To be brief: As it respects merit or reward, you must speak, either of the worthiness or of the consequence. If you speak of the worthiness, there is no merit, no reward. For if “Free-will” cannot of itself will good, but wills good by grace alone, (for we are speaking of “Free-will” apart from grace and inquiring into the power which properly belongs to each) who does not see, that that good-will, merit, and reward, belong to grace alone. Here then, again, the Diatribe dissents from itself, while it argues from merit the freedom of the will; and with me, against whom it fights, it stands in the same condemnation as ever; that is, its asserting that there is merit, reward, and liberty, makes the same as ever directly against itself; seeing that, it asserted above, that it could will nothing good, and undertook to prove that assertion.

If you speak of the consequence, there is nothing either good or evil which has not its reward. And here arises an error, that, in speaking of merits and rewards, we agitate opinions and questions concerning worthiness, which has not existence, when we ought to be disputing concerning consequences. For there remains, as a necessary consequence the judgment of God and a hell for the wicked, even though they themselves neither conceive nor think of such a reward for their sins, nay, they utterly detest it; and, as Peter saith, execrate it. (2 Pet. ii. 10-14.) .

In the same manner, there remains a kingdom for the just, even though they themselves neither seek it nor think of it; seeing that, it was prepared for them by their Father, not only before they themselves existed, but before the foundation of the world.
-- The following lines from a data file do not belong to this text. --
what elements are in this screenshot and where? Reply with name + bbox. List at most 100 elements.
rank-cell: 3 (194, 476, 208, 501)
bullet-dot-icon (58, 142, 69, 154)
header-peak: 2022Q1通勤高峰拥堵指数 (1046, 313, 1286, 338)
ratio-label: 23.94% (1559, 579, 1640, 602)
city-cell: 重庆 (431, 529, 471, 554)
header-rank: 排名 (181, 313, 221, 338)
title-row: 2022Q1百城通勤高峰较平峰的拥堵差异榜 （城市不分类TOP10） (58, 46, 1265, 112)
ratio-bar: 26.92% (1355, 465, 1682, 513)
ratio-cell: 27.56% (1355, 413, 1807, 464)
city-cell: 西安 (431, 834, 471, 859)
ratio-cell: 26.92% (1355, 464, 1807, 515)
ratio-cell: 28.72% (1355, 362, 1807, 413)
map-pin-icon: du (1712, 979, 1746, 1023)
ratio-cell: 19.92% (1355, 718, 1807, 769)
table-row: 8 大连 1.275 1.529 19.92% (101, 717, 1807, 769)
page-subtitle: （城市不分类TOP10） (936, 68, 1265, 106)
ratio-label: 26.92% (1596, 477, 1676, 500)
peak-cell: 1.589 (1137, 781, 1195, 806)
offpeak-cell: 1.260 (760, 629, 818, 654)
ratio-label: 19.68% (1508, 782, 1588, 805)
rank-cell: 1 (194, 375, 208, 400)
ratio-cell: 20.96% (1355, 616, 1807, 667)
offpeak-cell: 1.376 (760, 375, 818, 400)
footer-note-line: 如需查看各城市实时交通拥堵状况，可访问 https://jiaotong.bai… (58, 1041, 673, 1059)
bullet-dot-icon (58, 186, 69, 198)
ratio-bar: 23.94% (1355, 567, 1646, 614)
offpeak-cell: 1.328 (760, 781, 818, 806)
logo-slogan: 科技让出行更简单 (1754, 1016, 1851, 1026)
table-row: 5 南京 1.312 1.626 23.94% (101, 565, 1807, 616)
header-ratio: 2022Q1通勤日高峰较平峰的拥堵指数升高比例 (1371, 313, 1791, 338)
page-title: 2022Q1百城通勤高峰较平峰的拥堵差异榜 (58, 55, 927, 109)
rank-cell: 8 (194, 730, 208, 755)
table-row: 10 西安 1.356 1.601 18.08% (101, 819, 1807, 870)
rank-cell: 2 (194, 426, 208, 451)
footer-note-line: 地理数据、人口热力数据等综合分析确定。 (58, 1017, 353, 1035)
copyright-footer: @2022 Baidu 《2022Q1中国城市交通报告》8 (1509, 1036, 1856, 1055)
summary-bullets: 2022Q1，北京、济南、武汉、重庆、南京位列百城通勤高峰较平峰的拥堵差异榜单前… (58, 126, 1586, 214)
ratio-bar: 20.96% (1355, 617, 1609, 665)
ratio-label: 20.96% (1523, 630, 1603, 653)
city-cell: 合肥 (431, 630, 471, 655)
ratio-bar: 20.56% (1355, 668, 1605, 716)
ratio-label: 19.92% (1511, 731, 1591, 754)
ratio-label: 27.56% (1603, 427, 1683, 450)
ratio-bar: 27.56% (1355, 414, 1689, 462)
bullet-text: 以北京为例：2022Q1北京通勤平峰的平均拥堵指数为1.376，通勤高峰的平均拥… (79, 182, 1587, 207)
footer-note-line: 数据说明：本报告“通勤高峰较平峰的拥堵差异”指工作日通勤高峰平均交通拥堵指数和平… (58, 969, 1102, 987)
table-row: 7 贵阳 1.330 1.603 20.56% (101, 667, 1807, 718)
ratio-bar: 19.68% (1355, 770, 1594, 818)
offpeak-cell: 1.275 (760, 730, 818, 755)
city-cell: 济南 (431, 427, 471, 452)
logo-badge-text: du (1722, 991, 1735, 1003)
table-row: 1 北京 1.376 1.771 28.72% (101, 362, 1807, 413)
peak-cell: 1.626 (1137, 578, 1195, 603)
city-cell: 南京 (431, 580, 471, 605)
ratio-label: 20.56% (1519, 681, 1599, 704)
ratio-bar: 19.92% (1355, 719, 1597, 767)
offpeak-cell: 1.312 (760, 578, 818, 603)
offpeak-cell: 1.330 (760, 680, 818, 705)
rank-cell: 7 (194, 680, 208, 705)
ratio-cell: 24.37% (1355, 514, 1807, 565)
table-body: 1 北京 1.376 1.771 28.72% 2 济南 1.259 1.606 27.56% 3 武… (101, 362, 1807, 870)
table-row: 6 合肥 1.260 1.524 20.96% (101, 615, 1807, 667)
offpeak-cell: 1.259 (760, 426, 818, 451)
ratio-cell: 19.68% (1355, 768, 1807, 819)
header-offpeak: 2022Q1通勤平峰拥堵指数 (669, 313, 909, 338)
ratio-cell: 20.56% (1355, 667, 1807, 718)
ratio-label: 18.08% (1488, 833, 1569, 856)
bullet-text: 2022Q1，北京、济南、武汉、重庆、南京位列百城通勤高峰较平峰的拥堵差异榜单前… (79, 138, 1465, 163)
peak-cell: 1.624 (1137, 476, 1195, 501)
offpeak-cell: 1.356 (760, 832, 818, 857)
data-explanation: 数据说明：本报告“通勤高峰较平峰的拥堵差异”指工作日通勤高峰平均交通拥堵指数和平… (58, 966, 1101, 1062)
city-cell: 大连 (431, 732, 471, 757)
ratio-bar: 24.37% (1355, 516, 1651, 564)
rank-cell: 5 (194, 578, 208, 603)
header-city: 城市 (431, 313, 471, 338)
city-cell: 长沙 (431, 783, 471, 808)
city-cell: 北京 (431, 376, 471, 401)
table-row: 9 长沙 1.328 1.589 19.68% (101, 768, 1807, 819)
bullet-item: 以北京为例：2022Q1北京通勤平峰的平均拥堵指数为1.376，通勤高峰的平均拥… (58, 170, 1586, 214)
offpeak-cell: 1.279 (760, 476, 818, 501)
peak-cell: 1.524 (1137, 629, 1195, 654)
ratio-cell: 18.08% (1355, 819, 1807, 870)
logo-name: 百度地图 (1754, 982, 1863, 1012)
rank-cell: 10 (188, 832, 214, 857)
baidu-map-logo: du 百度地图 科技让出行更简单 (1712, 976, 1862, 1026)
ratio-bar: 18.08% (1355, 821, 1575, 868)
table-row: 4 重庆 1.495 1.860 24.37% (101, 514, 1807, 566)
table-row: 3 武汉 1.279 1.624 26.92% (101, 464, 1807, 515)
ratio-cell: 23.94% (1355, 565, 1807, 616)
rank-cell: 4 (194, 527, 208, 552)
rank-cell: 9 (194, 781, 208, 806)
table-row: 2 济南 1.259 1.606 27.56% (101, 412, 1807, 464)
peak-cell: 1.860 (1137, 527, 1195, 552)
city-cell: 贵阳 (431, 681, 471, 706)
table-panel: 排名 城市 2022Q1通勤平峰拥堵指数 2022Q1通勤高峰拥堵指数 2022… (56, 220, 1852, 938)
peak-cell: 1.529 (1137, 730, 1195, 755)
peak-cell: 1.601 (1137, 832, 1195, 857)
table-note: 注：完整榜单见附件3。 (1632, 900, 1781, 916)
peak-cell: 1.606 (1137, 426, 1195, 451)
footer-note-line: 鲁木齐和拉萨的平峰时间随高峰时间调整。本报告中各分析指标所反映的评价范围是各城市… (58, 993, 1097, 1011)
Nay, if they should work good in order to obtain the Kingdom, they never would obtain it, but would be numbered rather with the wicked, who, with an evil and mercenary eye, seek the things of self even in God. Whereas, the sons of God, do good with a free-will, seeking no reward, but the glory and will of God only; ready to do good, even if (which is impossible) there were neither a Kingdom nor a hell.

These things are, I believe, sufficiently confirmed even from that saying of Christ only, which I have just cited, Matt. xxv. 34, “Come, ye blessed of my Father, receive the kingdom which was prepared for you from the foundation of the world.” — How can they merit that, which is theirs, and prepared for them before they had existence? So that we might much more rightly say, the kingdom of God merits us its possessors; and thus, place the merit where these place the reward, and the reward where these place the merit. For the kingdom is not merited, but before prepared: and the sons of the kingdom are before prepared for the kingdom, but do not merit the kingdom for themselves: that is, the kingdom merits the sons, not the sons the kingdom. So also hell more properly merits and prepares its sons, seeing that, Christ saith, “Depart, ye cursed, into eternal fire, prepared for the devil and his angels.” (Matt. xxv. 41.)